Para pacientes que já tenham tido o surto inicial de FR, os critérios permanecem os mesmos relacionados acima para as populações de baixo risco e de risco moderado a alto – o que muda é o número mínimo de critérios a serem preenchidos. Para esses indivíduos, além do preenchimento de dois critérios maiores ou de um maior e dois menores (como no surto inicial), pode-se considerar também a possibilidade do preenchimento de três critérios menores como diagnóstico de recidiva da doença, independentemente do grupo de risco a que o paciente pertença.
Tratamento de convulsão
A primeira medida terapêutica é a erradicac¸ão do agente infeccioso deflagrador, o Streptococcus -hemolítico do grupo A, Seu objetivo principal consiste em impedir a disseminação do agente patógeno, além de impedir uma possível recidiva no paciente com FR.
Portanto, atua como uma profilaxia. É feita com o uso de penicilina G benzantina, IM (1.200.000 U para crianças com mais de 20 kg e 600.000 U para aquelas até 20 kg) em dose única. Esquemas alternativos incluem penicilina V oral, Amoxicilina ou Ampicilina.
Em pacientes alérgicos à penicilina e derivados, é preconizado o uso de eritromicina VOdurante 10 dias OU azitromicina VO (20mg/kg/dia, uma vez ao dia) durante 3 dias.
Tratamento dos sintomas maiores:
- Artrite: Uso de AINES VO, por aproximadamente 7-10 dias, como ácido acetilsalicílico (80-100mg/kg/dia), OU naproxeno (10-20mg/kg/dia), ibuprofeno (30-40mg/kg/dia) OU cetoprofeno (1,5mg/kg/dia).

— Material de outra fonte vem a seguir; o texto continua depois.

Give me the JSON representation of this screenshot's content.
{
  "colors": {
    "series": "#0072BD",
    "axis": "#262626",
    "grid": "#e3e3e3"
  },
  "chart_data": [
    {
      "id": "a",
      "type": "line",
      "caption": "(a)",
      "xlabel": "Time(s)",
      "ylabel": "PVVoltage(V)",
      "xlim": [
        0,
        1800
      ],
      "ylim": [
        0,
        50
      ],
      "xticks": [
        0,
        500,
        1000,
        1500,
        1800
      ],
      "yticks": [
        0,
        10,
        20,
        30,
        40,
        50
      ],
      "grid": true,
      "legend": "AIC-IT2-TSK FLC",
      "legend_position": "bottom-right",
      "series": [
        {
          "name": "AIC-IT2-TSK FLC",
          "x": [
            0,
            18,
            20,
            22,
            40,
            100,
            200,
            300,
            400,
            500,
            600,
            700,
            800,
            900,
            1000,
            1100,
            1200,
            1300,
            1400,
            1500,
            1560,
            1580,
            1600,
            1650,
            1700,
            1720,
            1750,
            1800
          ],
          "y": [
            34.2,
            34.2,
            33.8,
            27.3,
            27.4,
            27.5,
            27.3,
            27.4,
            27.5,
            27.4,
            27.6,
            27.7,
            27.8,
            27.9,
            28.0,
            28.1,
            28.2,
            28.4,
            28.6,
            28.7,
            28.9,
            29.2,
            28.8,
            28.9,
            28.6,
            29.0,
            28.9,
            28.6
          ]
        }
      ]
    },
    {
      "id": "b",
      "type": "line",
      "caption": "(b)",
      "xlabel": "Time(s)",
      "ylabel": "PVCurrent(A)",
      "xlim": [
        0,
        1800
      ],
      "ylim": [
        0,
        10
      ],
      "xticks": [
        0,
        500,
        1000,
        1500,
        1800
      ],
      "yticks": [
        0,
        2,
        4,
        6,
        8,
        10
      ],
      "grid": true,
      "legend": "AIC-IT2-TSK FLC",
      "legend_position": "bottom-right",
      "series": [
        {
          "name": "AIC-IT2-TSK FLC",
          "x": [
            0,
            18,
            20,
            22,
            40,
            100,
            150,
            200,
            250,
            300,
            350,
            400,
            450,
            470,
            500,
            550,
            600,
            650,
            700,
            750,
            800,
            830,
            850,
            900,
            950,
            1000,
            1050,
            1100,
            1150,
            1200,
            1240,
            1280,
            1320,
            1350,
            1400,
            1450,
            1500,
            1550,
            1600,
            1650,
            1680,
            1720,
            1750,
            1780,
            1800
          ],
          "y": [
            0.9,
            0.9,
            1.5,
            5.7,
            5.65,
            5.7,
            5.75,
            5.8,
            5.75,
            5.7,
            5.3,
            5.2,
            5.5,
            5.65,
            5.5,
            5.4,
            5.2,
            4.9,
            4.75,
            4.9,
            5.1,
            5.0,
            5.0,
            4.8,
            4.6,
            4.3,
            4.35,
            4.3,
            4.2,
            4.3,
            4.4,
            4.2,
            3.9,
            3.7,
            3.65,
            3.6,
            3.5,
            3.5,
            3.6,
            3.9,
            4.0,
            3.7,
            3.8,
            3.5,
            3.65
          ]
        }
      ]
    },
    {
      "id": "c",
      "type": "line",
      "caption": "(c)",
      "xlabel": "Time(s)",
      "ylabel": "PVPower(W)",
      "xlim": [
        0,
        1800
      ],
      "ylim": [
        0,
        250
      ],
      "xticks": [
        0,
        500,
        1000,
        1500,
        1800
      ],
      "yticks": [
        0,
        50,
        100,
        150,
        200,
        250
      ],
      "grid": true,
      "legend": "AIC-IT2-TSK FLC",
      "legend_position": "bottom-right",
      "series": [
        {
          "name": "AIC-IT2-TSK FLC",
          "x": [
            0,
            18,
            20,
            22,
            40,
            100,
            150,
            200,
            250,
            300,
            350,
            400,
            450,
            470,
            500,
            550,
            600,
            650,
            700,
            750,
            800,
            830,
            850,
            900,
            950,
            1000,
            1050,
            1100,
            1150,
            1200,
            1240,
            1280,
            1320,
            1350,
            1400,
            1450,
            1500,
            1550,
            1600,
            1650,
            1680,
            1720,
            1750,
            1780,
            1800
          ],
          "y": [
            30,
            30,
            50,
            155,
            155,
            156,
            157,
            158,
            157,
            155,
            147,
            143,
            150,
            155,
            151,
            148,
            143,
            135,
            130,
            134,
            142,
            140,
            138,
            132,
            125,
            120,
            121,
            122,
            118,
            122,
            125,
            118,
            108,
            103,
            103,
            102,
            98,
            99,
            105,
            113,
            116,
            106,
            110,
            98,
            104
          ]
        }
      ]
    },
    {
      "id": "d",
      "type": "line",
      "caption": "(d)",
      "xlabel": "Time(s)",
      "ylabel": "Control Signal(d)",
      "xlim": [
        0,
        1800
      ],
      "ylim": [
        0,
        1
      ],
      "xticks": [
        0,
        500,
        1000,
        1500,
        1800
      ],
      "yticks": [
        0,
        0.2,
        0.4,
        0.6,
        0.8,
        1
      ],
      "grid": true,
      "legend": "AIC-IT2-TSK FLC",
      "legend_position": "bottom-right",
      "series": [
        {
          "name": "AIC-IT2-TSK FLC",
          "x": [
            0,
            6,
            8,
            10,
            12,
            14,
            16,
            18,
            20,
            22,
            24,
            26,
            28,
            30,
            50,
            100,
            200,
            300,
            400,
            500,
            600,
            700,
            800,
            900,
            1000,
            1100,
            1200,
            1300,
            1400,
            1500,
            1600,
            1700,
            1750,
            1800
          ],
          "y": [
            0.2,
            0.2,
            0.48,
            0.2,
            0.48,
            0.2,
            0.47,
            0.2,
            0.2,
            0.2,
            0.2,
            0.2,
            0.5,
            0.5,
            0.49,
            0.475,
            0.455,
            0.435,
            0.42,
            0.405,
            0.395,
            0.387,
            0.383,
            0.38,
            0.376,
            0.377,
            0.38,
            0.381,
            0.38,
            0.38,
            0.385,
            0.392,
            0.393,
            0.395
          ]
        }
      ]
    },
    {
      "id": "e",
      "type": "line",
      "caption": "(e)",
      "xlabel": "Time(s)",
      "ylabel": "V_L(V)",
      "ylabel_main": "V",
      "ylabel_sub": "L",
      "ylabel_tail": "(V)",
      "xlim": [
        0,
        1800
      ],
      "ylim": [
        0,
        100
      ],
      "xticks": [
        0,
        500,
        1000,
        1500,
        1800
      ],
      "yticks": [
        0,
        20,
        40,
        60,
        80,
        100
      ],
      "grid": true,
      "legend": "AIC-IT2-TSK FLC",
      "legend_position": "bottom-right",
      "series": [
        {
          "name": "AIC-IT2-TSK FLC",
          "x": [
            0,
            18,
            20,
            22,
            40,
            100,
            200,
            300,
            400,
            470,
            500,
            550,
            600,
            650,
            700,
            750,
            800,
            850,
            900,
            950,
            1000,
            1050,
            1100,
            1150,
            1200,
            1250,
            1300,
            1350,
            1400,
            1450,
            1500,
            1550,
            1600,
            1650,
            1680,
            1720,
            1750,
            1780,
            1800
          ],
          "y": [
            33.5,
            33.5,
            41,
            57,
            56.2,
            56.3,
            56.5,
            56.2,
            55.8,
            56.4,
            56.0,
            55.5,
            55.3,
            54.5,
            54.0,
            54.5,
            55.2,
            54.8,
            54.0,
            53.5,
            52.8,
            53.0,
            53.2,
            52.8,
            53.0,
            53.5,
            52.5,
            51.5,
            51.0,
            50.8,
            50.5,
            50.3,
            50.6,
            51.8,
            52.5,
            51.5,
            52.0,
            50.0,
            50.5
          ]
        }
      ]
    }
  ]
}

- Cardite: É preconizado administrar prednisona VO (1 a 2 mg/kg/dia), com dose máxima de 60 mg/dia. Pode ser optado usar uma dose plena, fracionada em duas ou três tomadas diárias, durante 15 dias. Após a administração inicial, reduzir 20-25% da dose, por semana; Em caso conjunto de artrite e cardite, deve-se optar pelo corticoide (CO) ao invés do AINES. Pode ser necessário tratamento cirúrgico na cardite refratária ao tratamento clínico padrão, como ocorre em pacientes com lesões de valva mitral com ruptura de cordas tendíneas ou perfuração das cúspides.
Coreia: Uso de haloperidol VO (1 mg, 2x/dia). Aumentar 0,5 mg a cada 3 dias até encontrar uma boa resposta (melhora de 3⁄4 do movimento) uu até a dose máxima de 5 mg/ dia. Tem duração de 3 meses.